Técnicas e soluções na indústria alimentícia
Além do óleo de palma, novas técnicas têm sido discutidas como alternativas para a substituição das gorduras trans. A interesterificação, por exemplo, é um processo que redistribui as cadeias triacilgliceróis sem alterar os ácidos graxos, resultando em baixos teores de isômeros trans. "Esta técnica se mostra promissora, pois não afeta o grau de saturação que contribui para a formação da gordura trans", explica a especialista.
Outro método em consideração é o fracionamento de óleos e gorduras, que visa separar o óleo vegetal e a gordura em frações, uma mais sólida e outra mais líquida. “Geralmente, este método, chamado de 'fracionamento térmico', é econômico e de fácil execução.

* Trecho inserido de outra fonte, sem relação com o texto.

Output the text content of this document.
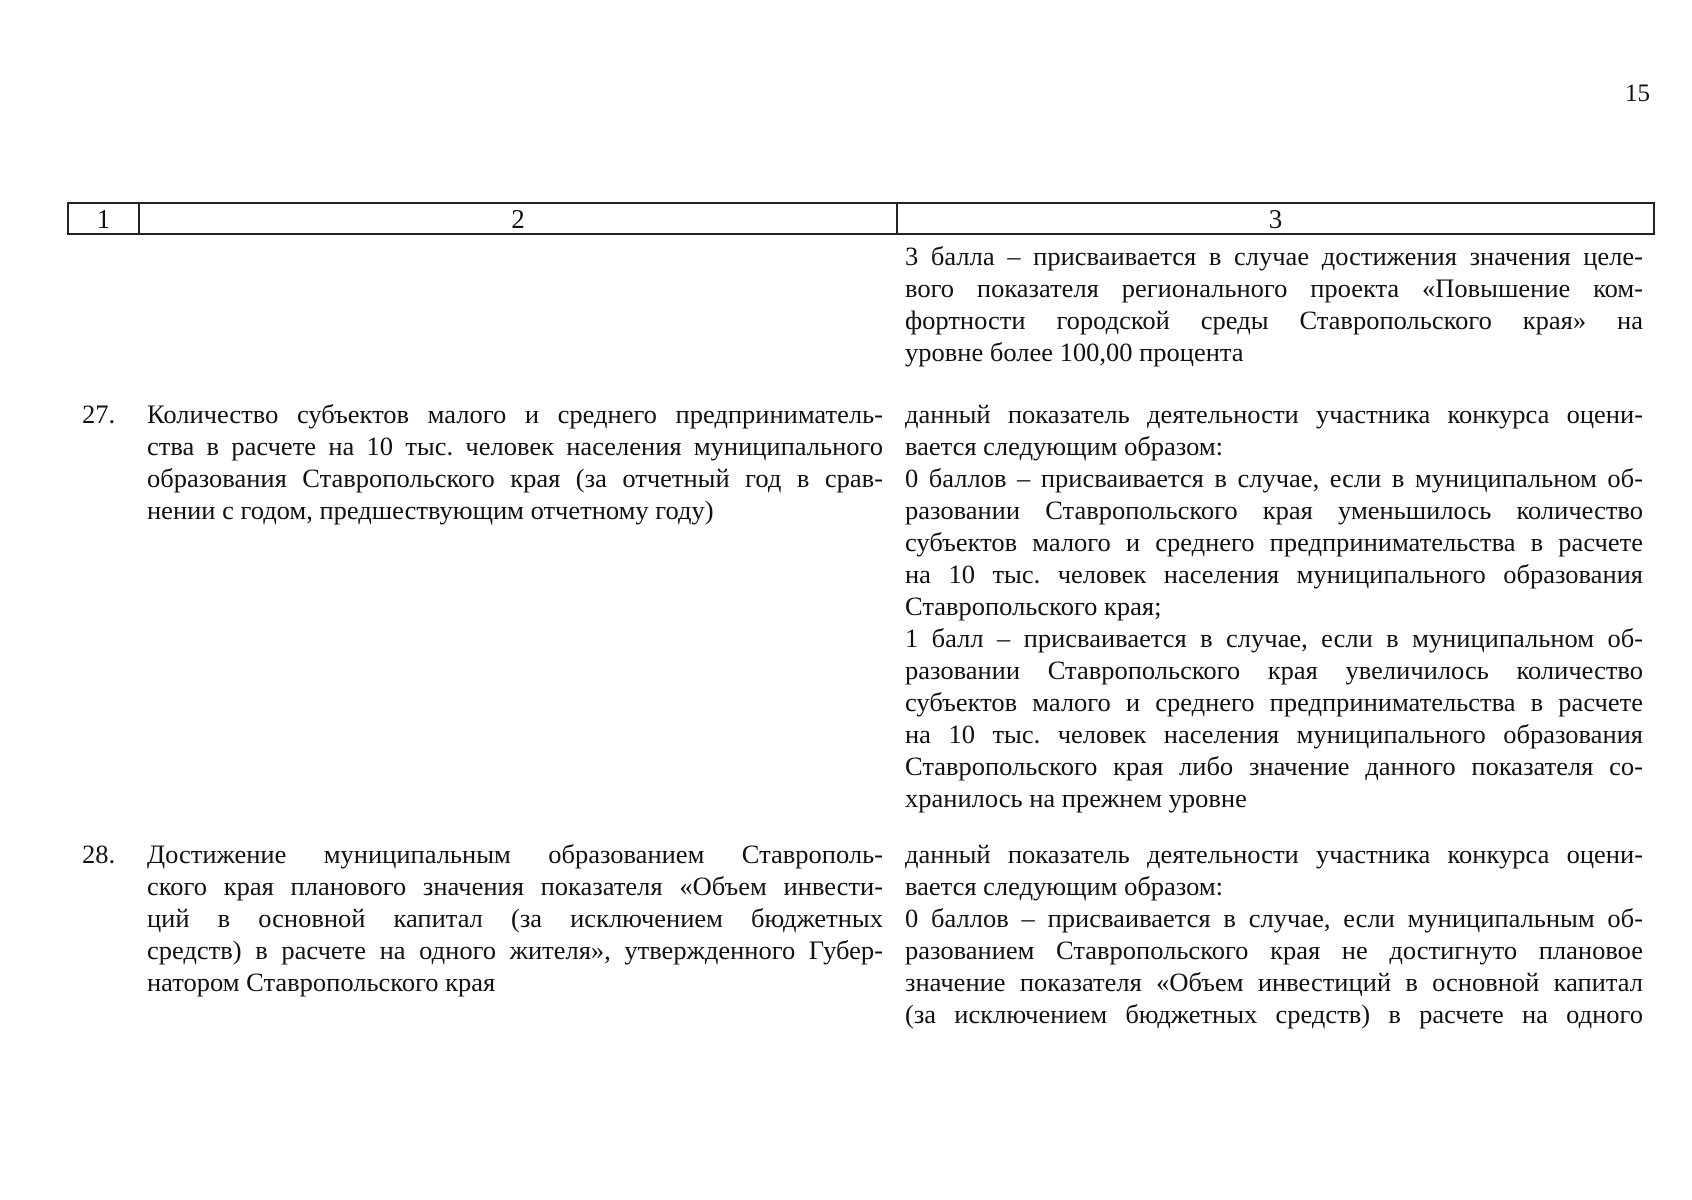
15
1	2	3
3 балла – присваивается в случае достижения значения целе-
вого показателя регионального проекта «Повышение ком-
фортности городской среды Ставропольского края» на
уровне более 100,00 процента
27. Количество субъектов малого и среднего предприниматель-
ства в расчете на 10 тыс. человек населения муниципального
образования Ставропольского края (за отчетный год в срав-
нении с годом, предшествующим отчетному году)
данный показатель деятельности участника конкурса оцени-
вается следующим образом:
0 баллов – присваивается в случае, если в муниципальном об-
разовании Ставропольского края уменьшилось количество
субъектов малого и среднего предпринимательства в расчете
на 10 тыс. человек населения муниципального образования
Ставропольского края;
1 балл – присваивается в случае, если в муниципальном об-
разовании Ставропольского края увеличилось количество
субъектов малого и среднего предпринимательства в расчете
на 10 тыс. человек населения муниципального образования
Ставропольского края либо значение данного показателя со-
хранилось на прежнем уровне
28. Достижение муниципальным образованием Ставрополь-
ского края планового значения показателя «Объем инвести-
ций в основной капитал (за исключением бюджетных
средств) в расчете на одного жителя», утвержденного Губер-
натором Ставропольского края
данный показатель деятельности участника конкурса оцени-
вается следующим образом:
0 баллов – присваивается в случае, если муниципальным об-
разованием Ставропольского края не достигнуто плановое
значение показателя «Объем инвестиций в основной капитал
(за исключением бюджетных средств) в расчете на одного
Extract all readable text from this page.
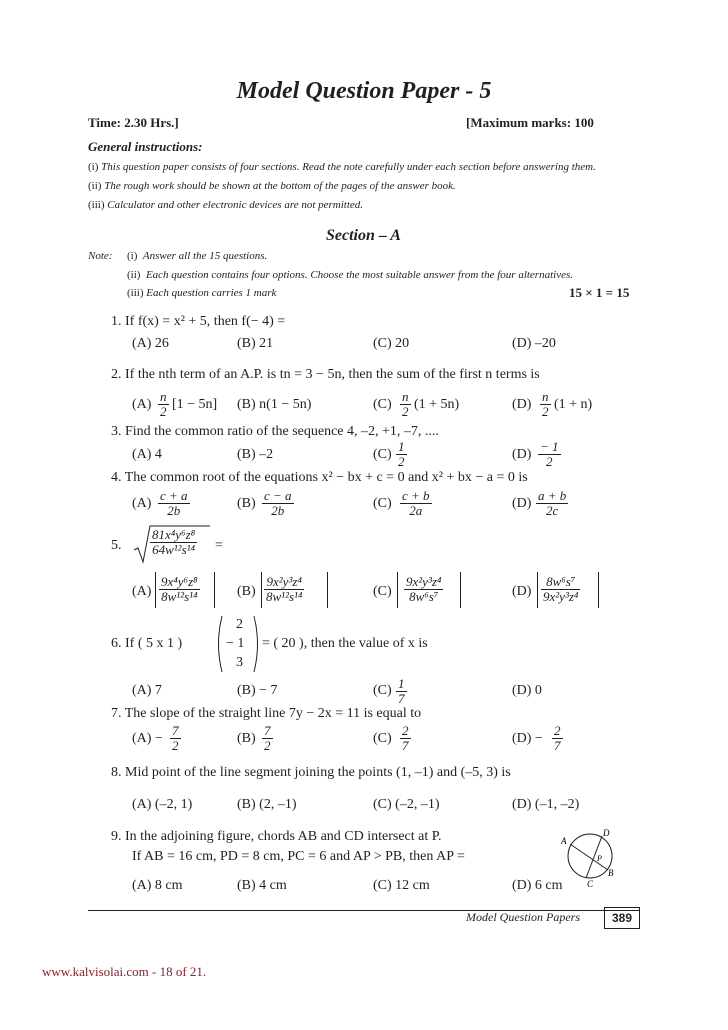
Model Question Paper - 5
Time: 2.30 Hrs.]	[Maximum marks: 100
General instructions:
(i) This question paper consists of four sections. Read the note carefully under each section before answering them.
(ii) The rough work should be shown at the bottom of the pages of the answer book.
(iii) Calculator and other electronic devices are not permitted.
Section – A
Note: (i) Answer all the 15 questions.
(ii) Each question contains four options. Choose the most suitable answer from the four alternatives.
(iii) Each question carries 1 mark	15 × 1 = 15
1. If f(x) = x² + 5, then f(− 4) =
(A) 26	(B) 21	(C) 20	(D) –20
2. If the nth term of an A.P. is tn = 3 − 5n, then the sum of the first n terms is
$(A) \frac{n}{2} [1 - 5n]$ (B) n(1 − 5n)	$(C) \frac{n}{2} (1 + 5n)$	$(D) \frac{n}{2} (1 + n)$
3. Find the common ratio of the sequence 4, –2, +1, –7, ....
(A) 4	(B) –2	$(C) \frac{1}{2}$	$(D) \frac{- 1}{2}$
4. The common root of the equations x² − bx + c = 0 and x² + bx − a = 0 is
$(A) \frac{c + a}{2b}$	$(B) \frac{c - a}{2b}$	$(C) \frac{c + b}{2a}$	$(D) \frac{a + b}{2c}$
5. $\frac{\text{81x⁴y⁶z⁸}}{\text{64w¹²s¹⁴}}$ =
$(A) \frac{\text{9x⁴y⁶z⁸}}{\text{8w¹²s¹⁴}}$	$(B) \frac{\text{9x²y³z⁴}}{\text{8w¹²s¹⁴}}$	$(C) \frac{\text{9x²y³z⁴}}{\text{8w⁶s⁷}}$	$(D) \frac{\text{8w⁶s⁷}}{\text{9x²y³z⁴}}$
6. If ( 5 x 1 )
2
− 1
3
= ( 20 ), then the value of x is
(A) 7	(B) − 7	$(C) \frac{1}{7}$	(D) 0
7. The slope of the straight line 7y − 2x = 11 is equal to
$(A) - \frac{7}{2}$	$(B) \frac{7}{2}$	$(C) \frac{2}{7}$	$(D) - \frac{2}{7}$
8. Mid point of the line segment joining the points (1, –1) and (–5, 3) is
(A) (–2, 1)	(B) (2, –1)	(C) (–2, –1)	(D) (–1, –2)
9. In the adjoining figure, chords AB and CD intersect at P.
If AB = 16 cm, PD = 8 cm, PC = 6 and AP > PB, then AP =
(A) 8 cm	(B) 4 cm	(C) 12 cm	(D) 6 cm
A
D
P
B
C
Model Question Papers	389
www.kalvisolai.com - 18 of 21.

Já os oleogeis são agentes com propriedades físicas semissólidas obtidas a partir de óleos líquidos (como soja, girassol, canola, entre outros) encapsulados em agentes estruturantes isentos de gorduras saturadas e trans”, revela.
Enquanto a gordura de palma apresenta um alto teor de ácido graxos saturados, o que levanta preocupações sobre doenças cardiovasculares, a interesterificação, embora não altere o grau de saturação, modifica os processos de digestão, absorção e metabolização da molécula, gerando novas combinações de triacilgliceróis. "Portanto, embora as novas tecnologias não gerem gorduras saturadas, é fundamental realizar mais pesquisas para garantir que outros componentes não prejudiquem a saúde do consumidor", alerta Andreza.

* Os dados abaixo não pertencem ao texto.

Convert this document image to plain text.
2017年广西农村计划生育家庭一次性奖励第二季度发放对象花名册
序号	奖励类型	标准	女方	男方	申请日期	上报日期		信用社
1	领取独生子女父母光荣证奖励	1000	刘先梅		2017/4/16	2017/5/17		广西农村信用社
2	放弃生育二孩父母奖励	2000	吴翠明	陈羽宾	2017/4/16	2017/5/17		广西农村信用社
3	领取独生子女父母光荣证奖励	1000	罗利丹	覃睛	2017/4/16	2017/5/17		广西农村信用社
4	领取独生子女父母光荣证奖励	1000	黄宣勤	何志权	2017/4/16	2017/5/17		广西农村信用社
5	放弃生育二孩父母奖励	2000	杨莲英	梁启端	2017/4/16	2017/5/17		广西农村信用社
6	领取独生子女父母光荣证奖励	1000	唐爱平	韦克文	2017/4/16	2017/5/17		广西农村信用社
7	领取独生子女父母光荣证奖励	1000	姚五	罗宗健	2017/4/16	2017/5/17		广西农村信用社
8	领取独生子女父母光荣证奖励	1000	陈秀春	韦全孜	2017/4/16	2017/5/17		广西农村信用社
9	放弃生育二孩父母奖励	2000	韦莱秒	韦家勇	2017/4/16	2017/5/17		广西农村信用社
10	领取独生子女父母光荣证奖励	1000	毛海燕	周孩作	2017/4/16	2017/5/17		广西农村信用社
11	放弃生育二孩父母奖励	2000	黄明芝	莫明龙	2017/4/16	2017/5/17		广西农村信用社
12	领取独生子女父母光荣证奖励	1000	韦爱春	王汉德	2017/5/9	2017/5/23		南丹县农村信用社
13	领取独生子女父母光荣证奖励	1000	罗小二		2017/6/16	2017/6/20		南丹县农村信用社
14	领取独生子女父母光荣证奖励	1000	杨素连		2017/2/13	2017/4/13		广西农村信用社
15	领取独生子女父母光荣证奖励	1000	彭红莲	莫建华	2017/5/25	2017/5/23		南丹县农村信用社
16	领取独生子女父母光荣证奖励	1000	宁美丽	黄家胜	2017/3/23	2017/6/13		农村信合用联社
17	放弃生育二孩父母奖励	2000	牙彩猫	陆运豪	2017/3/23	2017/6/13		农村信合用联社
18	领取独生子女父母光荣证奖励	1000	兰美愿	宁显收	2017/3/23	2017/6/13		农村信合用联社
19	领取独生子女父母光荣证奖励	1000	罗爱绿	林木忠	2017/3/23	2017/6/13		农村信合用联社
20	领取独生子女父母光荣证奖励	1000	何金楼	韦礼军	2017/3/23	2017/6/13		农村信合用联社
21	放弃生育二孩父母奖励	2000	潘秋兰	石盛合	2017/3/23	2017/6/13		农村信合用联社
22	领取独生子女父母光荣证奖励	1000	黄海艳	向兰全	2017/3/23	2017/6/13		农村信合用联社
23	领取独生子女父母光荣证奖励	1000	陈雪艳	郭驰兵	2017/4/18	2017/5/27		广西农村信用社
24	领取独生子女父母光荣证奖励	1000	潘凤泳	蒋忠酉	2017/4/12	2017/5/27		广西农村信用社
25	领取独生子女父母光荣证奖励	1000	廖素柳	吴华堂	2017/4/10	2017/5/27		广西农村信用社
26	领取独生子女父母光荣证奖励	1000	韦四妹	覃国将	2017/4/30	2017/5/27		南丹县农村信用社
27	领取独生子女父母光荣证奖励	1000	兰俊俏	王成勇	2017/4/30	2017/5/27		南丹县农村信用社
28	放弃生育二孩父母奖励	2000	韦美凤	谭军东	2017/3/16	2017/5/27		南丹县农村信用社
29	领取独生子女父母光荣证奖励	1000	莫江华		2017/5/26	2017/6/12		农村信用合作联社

Além dessas alternativas, existem substitutos baseados em carboidratos e proteínas que, em determinadas situações, podem ser empregados. "Quanto aos carboidratos, podemos mencionar os 'fat mimetics', como a dextrina, gomas celuloses, fibras, células, pectinas e amidos modificados", detalha.
A grande vantagem é sua eficácia e segurança, especialmente em relação aos efeitos toxicológicos certificados pela FDA (Food and Drug Administration), sendo especialmente estáveis em processos de panificação. No entanto, não podem ser usados em frituras devido ao alto teor de água em sua composição.
"Já os substitutos de gorduras baseados em proteínas podem ser usados em formulações de sobremesas, iogurtes, queijos, sorvetes, maioneses, margarinas e molhos, no entanto, possuem várias limitações, principalmente por não poderem ser utilizados em produtos de panificação e frituras pelas altas temperaturas alcançadas nesses processos que provocam coagulação e desnaturação das proteínas", ressalta.
Sustentabilidade na escolha
Andreza destaca a importância de considerar não apenas os aspectos nutricionais, mas também os impactos sociais e ambientais na escolha das substituições das gorduras trans. "Buscar alternativas que não se restrinjam apenas à palma pode contribuir para promover o uso sustentável dos recursos naturais", enfatiza a especialista.
O Guia Alimentar para a População Brasileira enfatiza a necessidade de um sistema alimentar social e ambientalmente sustentável. Em relação ao impacto ambiental, vários fatores devem ser ponderados, como técnicas de conservação do solo, uso de fertilizantes orgânicos ou sintéticos, entre outros.
Quanto à segurança das substituições propostas, como as gorduras interesterificadas, Andreza destaca que existem vários estudos que avaliam e explicam técnicas que podem ser utilizadas na substituição à gordura trans na indústria. No entanto, em relação às implicações para a saúde e metabolismo humano, ainda não são bem conhecidos e descritos. "Por isso são necessários mais estudos para garantir a segurança e evitar riscos à população", afirma a especialista.
De maneira geral, a orientação é que as pessoas tenham preferências por alimentos in natura ou minimamente processados como base da alimentação, em detrimento dos processados e ultraprocessados, para contribuir para o cumprimento do direito humano à alimentação adequada e saudável para todos.